Undergraduate student David Martz publishes short story in University of Cincinnati’s undergraduate literary journal
The Department of English extends its congratulations to undergraduate student David Martz, a senior English and political science major, for the publication of his short story, “You Will Learn to Ignore Grease Burns and Other Calamities,” in Short Vine, the University of Cincinnati’s undergraduate literary journal. The story is Martz’s first piece of writing to be published.
Set on the day after the 2020 presidential election, Martz’s short story follows Raime, a political conservative and fervent follower of Q, the anonymous prophet-like figure at the heart of QAnon. Over the course of his shift at Swinson’s, the fast-food restaurant he manages, Raime contemplates how his political beliefs impact his relationships with people ranging from his coworkers, to his somewhat-estranged daughter, to his ex-wife. He also grapples with the contradictions that exist between his politics and his lived experiences. For example, “Policing the border and tracking migrants like that, migrants whom Raime had worked with and relied on and liked for three decades of work in the food service industry, didn’t sit well with him, even if trafficking routes in and out of the country needed to be closed.” In the face of such paradoxes, Raime allows blind faith to guide him. “…Raime trusted the president, trusted Q, and loathed what people like Jeffrey Epstein could get away with. He had voted for the president in 2016 and again just yesterday. No regrets,” Martz writes.
The topics of politics and conspiracy are heavy ones to tackle in creative writing, particularly in a short story, but Martz says he’s just getting started.

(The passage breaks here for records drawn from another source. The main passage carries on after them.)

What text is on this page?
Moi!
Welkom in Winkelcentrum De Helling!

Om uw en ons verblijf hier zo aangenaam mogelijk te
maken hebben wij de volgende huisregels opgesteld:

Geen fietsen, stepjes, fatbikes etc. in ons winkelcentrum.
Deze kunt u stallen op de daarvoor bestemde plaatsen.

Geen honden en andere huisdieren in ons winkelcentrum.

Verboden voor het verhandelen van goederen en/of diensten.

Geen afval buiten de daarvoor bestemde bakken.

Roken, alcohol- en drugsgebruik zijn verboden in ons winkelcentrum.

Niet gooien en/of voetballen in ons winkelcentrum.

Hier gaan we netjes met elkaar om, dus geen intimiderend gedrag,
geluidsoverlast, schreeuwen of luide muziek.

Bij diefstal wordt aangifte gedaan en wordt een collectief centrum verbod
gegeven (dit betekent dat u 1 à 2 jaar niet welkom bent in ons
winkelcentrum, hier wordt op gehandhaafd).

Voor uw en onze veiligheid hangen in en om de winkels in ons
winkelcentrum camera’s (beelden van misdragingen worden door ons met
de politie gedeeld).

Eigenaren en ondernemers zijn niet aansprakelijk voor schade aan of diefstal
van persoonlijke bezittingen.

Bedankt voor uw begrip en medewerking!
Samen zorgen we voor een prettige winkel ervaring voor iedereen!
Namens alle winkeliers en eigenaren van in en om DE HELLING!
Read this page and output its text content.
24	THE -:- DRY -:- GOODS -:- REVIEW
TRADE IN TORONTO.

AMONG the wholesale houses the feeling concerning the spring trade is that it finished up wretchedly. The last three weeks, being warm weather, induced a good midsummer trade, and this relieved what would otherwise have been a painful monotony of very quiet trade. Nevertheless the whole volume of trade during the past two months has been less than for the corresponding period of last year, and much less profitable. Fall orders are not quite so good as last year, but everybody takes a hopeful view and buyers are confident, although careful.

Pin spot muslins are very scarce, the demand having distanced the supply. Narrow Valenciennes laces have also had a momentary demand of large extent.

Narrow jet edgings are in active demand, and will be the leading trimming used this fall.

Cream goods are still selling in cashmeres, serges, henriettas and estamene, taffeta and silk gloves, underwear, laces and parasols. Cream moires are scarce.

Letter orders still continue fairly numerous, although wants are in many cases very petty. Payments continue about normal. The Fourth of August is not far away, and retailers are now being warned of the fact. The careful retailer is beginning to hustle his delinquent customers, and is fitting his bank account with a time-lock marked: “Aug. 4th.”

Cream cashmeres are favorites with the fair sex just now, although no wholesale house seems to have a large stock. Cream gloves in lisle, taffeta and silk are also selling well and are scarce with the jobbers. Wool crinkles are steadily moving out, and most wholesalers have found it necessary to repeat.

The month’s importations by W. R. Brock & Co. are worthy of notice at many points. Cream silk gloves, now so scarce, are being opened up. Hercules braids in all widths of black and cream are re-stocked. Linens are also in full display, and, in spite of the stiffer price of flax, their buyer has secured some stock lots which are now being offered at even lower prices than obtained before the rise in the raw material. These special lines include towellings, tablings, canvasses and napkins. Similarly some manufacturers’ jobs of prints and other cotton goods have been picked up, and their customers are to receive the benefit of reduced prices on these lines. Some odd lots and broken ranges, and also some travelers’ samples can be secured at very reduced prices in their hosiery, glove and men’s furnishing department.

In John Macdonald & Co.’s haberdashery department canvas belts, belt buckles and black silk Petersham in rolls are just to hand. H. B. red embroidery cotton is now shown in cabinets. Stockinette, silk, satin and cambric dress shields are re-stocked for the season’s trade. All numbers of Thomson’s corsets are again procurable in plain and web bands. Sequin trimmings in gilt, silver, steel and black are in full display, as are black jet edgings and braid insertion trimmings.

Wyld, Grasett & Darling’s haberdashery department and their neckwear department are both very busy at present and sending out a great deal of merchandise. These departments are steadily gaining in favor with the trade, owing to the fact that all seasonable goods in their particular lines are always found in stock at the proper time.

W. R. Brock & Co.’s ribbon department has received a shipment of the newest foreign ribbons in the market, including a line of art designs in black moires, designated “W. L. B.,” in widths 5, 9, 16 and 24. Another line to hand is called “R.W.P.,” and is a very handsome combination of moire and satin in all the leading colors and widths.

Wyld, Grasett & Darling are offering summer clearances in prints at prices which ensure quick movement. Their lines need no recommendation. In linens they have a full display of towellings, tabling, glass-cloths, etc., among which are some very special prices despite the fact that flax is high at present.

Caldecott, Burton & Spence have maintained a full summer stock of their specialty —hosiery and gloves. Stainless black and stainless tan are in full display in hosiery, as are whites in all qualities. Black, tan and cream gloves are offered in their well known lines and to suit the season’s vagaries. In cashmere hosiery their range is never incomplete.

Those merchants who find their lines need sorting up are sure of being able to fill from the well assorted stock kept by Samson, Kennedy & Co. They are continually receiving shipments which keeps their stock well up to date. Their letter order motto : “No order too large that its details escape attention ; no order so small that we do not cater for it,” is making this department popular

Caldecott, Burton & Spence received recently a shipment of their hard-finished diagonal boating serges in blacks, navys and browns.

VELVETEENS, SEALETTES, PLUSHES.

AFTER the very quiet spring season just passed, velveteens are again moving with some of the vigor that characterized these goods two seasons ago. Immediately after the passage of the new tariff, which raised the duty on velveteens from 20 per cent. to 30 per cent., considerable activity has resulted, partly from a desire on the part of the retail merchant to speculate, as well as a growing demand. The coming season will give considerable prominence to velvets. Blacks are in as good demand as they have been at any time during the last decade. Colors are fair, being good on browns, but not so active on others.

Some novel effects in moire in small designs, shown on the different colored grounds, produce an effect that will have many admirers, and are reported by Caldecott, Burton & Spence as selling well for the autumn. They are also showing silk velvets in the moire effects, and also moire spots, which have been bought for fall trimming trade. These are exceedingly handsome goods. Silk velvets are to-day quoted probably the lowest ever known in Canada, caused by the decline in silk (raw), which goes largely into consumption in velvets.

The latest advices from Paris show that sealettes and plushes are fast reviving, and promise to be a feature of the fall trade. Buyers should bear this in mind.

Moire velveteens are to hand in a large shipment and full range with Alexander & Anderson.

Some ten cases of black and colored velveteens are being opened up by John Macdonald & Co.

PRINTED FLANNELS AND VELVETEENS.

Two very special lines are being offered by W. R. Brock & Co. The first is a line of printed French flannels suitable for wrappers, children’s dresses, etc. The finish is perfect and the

When asked how it feels to have a piece published as an undergraduate, Martz says, “It’s pretty cool, but hopefully it’s only the first of many!”
Martz credits his creative writing instructors and peers for helping him become a published author. “Every creative writing professor and workshop I’ve had has improved my work to this point,” he says, “but I’m especially grateful to Professor White’s Advanced Fiction Workshop last semester, who helped me understand what was and wasn’t working about the piece in the first draft.”
Congratulations again to David Martz on this exciting achievement!